Three New Studies Examine Safety and Validation of AI Systems in Healthcare Applications

Three recent arXiv preprints address critical evaluation challenges for large language models (LLMs) deployed in medical and mental health contexts.

According to arXiv:2602.05381v1, researchers conducted a “clinical validation” study evaluating four small medical domain-specific LLMs on ophthalmic patient queries, utilizing LLM-based evaluation methods. The study focused on models increasingly used “to support patient education, triage, and clinical decision making in ophthalmology,” with the authors emphasizing that “rigorous evaluation essential to ensure safety and accuracy.”

A separate study (arXiv:2507.13579v3) examined personalization in AI assistants, developing methods for “learning to summarize user information for personalized reinforcement learning from human feedback.” The researchers noted that as “everyday use cases of large language model (LLM) AI assistants have expanded, it is becoming increasingly important to personalize responses to align to different users’ preferences and goals.”

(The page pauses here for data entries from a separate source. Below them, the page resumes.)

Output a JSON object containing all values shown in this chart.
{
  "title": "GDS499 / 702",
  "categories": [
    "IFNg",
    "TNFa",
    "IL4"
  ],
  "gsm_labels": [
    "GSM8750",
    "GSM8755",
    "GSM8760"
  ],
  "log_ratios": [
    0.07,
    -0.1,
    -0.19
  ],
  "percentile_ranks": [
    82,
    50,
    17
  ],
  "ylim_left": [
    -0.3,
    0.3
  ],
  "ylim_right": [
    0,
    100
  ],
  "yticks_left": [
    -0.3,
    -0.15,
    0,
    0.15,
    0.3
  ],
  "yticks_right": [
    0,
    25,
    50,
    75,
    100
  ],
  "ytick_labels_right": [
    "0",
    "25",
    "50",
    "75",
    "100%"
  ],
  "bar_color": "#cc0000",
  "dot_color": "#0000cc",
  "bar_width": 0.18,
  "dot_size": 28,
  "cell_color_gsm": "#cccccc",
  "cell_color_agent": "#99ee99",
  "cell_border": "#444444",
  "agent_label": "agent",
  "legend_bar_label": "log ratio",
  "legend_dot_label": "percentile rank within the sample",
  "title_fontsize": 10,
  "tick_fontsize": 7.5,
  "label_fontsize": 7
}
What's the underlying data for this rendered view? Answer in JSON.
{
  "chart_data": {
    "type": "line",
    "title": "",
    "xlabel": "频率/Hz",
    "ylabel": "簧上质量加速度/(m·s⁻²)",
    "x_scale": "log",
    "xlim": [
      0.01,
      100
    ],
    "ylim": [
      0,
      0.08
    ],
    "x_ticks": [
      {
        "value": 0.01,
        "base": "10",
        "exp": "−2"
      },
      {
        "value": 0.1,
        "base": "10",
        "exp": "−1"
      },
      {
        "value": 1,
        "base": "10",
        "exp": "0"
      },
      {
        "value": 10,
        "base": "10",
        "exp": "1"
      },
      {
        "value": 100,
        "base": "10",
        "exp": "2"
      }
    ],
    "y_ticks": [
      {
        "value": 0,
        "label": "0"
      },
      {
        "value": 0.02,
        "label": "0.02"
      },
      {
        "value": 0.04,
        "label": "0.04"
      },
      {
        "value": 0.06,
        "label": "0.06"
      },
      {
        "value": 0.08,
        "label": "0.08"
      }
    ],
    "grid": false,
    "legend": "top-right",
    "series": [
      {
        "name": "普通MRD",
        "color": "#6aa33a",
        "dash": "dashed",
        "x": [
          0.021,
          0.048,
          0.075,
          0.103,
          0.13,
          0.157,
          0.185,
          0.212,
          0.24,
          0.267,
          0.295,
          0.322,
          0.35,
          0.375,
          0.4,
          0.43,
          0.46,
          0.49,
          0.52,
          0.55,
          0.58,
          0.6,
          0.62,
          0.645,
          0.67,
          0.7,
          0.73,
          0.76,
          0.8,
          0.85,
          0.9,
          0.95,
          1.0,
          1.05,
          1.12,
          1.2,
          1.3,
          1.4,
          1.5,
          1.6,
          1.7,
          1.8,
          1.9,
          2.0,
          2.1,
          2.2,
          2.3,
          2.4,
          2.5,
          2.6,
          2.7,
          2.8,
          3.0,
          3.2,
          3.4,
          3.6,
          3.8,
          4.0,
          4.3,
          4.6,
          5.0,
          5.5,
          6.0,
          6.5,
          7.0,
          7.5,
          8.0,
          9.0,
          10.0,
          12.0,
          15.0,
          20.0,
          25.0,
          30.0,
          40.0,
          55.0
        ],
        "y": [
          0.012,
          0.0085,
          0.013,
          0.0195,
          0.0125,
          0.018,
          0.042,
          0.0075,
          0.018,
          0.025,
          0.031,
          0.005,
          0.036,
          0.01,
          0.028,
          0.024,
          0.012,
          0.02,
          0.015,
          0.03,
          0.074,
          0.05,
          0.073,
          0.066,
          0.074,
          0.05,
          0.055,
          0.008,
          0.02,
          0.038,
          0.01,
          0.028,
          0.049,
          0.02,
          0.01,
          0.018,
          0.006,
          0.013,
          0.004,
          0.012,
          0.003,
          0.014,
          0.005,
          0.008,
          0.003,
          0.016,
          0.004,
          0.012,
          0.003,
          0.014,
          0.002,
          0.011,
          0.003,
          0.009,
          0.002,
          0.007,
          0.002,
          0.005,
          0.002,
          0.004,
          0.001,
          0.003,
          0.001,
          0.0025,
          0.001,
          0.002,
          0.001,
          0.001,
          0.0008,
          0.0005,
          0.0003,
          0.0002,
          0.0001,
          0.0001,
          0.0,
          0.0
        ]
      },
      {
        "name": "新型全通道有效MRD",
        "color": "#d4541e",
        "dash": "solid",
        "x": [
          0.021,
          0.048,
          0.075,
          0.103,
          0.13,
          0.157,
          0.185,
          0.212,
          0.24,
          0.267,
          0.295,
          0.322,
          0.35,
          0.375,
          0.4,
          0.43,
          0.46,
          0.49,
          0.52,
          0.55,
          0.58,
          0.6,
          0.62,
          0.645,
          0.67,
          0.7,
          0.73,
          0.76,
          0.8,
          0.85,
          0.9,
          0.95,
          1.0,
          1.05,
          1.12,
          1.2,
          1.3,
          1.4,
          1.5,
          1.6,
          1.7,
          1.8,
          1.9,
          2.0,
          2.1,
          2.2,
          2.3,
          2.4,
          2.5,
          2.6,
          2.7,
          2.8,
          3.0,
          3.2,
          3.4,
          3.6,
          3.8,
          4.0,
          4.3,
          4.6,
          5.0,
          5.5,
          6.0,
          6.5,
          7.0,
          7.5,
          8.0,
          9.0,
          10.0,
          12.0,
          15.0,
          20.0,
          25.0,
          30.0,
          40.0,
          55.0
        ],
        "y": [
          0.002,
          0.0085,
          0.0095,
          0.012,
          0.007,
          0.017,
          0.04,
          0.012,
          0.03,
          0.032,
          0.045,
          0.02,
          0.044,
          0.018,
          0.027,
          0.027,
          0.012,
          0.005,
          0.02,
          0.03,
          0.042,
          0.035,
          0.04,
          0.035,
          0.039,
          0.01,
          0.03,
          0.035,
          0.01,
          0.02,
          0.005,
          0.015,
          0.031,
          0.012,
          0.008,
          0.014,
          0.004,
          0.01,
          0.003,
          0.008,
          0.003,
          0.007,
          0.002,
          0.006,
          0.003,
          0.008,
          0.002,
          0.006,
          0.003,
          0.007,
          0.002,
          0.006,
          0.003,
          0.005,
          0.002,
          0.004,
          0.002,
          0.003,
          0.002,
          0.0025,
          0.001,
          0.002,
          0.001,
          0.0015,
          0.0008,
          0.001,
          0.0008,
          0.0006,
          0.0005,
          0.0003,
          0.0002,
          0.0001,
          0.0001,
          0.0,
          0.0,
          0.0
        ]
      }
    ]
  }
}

In mental health applications, researchers introduced VERA-MH (arXiv:2602.05088v1), described as an “open-source AI safety evaluation” framework. According to the abstract, “millions now use leading generative AI chatbots for psychological support,” making safety assessment “the single most pressing question in AI for mental health.” The study presents reliability and validity data for this evaluation tool.

All three papers remain preprints and have not yet undergone peer review.